Pubblicato nel 2022 da Lupi Editore, una piccola casa editrice abruzzese che sa dare spazio a voci nuove e sincere, il libro si presenta con 13 racconti che si diramano, attraverso uno stile tagliente e diretto, come nuvole su un cielo aperto nella mente del lettore. Così, i 13 protagonisti si fanno incarnazione di 13 sfaccettature diverse della povertà. Una povertà economica da cui si vuole fuggire come nel più commovente “Scarpe di tela” o una povertà d’animo e di valori come nell’efferato “Scadenze”, ma anche una povertà che diventa solitudine, carenza d’affetto e bisogno di comprensione come in “Buon Samaritano” o “Sei mesi e dodici giorni”.
Se c’è chi vende il suo corpo per garantire un futuro o, almeno, un pasto caldo a suo figlio, qualcun altro si sente, costretto dalle pressioni di un basilare istinto di sopravvivenza, a sacrificare la vita del suo migliore amico per tentare un modo di campare e così via.
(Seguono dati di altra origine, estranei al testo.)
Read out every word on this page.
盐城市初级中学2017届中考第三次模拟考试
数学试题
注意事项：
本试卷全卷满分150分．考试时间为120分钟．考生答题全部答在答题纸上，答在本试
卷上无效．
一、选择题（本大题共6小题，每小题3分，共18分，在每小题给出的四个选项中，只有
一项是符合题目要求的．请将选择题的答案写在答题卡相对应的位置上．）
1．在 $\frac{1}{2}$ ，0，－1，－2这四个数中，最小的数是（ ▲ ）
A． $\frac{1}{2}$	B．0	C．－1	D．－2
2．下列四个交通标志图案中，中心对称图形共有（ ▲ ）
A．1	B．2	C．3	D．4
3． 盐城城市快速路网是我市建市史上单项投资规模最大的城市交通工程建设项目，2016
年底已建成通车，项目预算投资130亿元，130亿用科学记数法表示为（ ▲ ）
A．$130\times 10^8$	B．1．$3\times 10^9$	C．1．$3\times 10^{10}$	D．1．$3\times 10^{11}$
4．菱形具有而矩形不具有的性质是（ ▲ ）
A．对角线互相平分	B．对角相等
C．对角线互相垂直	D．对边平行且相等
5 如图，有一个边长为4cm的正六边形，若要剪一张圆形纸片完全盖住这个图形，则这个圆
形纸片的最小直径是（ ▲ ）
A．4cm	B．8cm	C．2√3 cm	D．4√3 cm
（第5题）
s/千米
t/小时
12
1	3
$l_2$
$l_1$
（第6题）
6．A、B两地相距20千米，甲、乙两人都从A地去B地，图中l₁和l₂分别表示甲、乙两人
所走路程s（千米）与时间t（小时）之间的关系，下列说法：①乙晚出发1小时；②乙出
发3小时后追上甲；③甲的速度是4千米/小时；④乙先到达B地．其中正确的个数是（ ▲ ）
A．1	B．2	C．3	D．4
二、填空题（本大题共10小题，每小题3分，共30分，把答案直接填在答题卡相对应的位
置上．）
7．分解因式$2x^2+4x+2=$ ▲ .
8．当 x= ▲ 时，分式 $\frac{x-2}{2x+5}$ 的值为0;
Prende forma, attraverso un linguaggio pungente e, a tratti, crudelmente poetico, questa società di poveri in canna, questa folla di anime perse e, più che mai, vistosamente umane. Da notare, il motivo ricorrente del pianto dei diversi personaggi. L’atto di piangere diventa uno sfogo liberatorio per le proprie menzogne, per le più inconfessabili colpe, per la più respingente e verace fragilità di cui siamo fatti.
Ad un certo punto, in quasi tutti i racconti, i protagonisti si arrendono alle circostanze che tentano di combattere come possono e piangono forse una sola lacrima, un solitario singhiozzare che rivela tutta la rabbia, il senso di costrizione e l’inquietudine di queste piccole vite da proteggere.
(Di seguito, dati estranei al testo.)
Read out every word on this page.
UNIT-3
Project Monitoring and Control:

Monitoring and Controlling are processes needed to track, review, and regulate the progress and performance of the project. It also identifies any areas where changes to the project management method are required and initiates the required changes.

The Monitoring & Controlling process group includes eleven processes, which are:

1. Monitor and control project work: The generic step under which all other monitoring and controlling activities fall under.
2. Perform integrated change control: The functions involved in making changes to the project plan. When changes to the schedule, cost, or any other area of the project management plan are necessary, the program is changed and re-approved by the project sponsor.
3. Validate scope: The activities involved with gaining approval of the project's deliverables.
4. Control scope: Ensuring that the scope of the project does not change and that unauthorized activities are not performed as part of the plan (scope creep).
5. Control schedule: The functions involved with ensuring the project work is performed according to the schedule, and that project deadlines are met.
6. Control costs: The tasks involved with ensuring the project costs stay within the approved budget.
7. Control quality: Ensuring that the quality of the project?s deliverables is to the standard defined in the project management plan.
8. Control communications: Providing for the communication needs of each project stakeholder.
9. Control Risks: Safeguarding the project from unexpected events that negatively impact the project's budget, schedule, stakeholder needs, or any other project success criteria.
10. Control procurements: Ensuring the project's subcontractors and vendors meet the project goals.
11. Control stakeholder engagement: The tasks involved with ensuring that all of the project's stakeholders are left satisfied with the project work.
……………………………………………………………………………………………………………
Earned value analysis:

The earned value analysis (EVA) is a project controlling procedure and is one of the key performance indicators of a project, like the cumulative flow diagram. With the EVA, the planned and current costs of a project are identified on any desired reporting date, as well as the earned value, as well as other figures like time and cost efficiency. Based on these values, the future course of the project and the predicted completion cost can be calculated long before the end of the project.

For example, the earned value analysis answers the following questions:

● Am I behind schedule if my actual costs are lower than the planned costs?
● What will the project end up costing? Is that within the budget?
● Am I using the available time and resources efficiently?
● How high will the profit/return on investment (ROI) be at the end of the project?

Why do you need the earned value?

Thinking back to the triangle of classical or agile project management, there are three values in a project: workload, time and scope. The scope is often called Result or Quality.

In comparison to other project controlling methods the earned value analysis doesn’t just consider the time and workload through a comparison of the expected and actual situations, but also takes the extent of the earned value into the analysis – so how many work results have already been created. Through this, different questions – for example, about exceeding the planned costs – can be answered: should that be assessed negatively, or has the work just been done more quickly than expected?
E proprio come le nuvole, questi racconti, ad una prima e superficiale lettura, possono fermarsi ad una tempesta che preannuncia la rovina, ma, andando più a fondo, si può scorgere un messaggio che è come uno scroscio d’acqua pura, un barlume di salvezza, l’idea di una sete che si può placare quando ci accorgiamo che la povertà è di tutti e merita una dignità.
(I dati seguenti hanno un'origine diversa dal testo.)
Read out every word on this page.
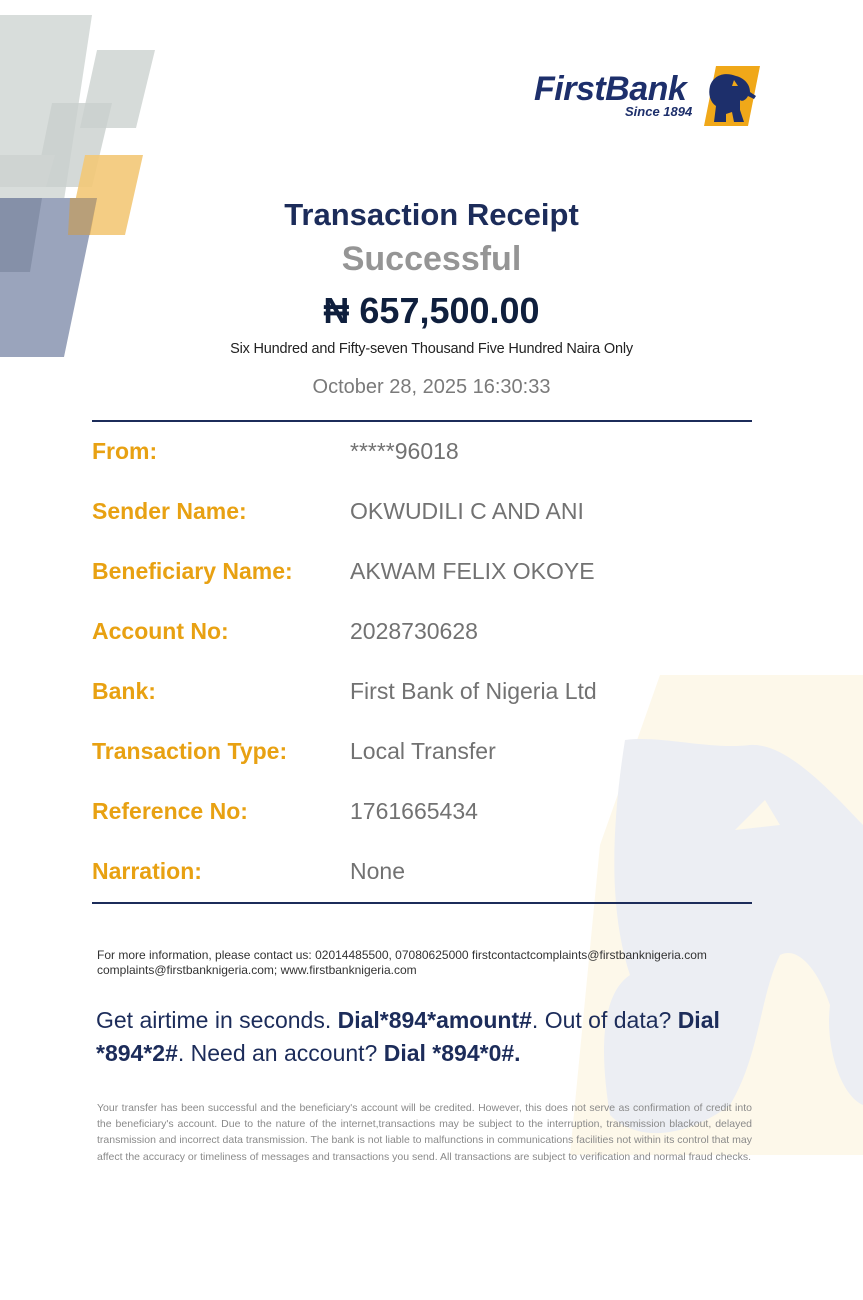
FirstBank
Since 1894
Transaction Receipt
Successful
₦ 657,500.00
Six Hundred and Fifty-seven Thousand Five Hundred Naira Only
October 28, 2025 16:30:33
From:	*****96018
Sender Name:	OKWUDILI C AND ANI
Beneficiary Name: AKWAM FELIX OKOYE
Account No:	2028730628
Bank:	First Bank of Nigeria Ltd
Transaction Type:	Local Transfer
Reference No:	1761665434
Narration:	None
For more information, please contact us: 02014485500, 07080625000 firstcontactcomplaints@firstbanknigeria.com
complaints@firstbanknigeria.com; www.firstbanknigeria.com
Get airtime in seconds. Dial*894*amount#. Out of data? Dial *894*2#. Need an account? Dial *894*0#.
Your transfer has been successful and the beneficiary's account will be credited. However, this does not serve as confirmation of credit into the beneficiary's account. Due to the nature of the internet,transactions may be subject to the interruption, transmission blackout, delayed transmission and incorrect data transmission. The bank is not liable to malfunctions in communications facilities not within its control that may affect the accuracy or timeliness of messages and transactions you send. All transactions are subject to verification and normal fraud checks.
Mi viene in mente il recente discorso fatto dall’attore Elio Germano quando è salito sul palco dei premi David di Donatello 2025, ricordando quanto sia importante lottare affinché ci sia una parità di dignità per uomini e donne, tra poveri e ricchi e via dicendo. Ecco, questo libro, in 100 pagine è un piccolo manuale di qualcuno che lotta affinché questa parità esista. L’autore, nella conclusione, scrive che è proprio la povertà che riconosciamo e in cui ci riconosciamo nell’altro che ci spinge ad essere più uniti, più solidali ed è questo il messaggio di questo libro. La povertà è una storia da proteggere, da condividere, da accogliere perché come diceva Bukowski solo i poveri conoscono il significatodella vita. Il costo della vita. Il senso della vita che questo si, ci possiamo permettere di scoprire, sopravvivendo, con dignità.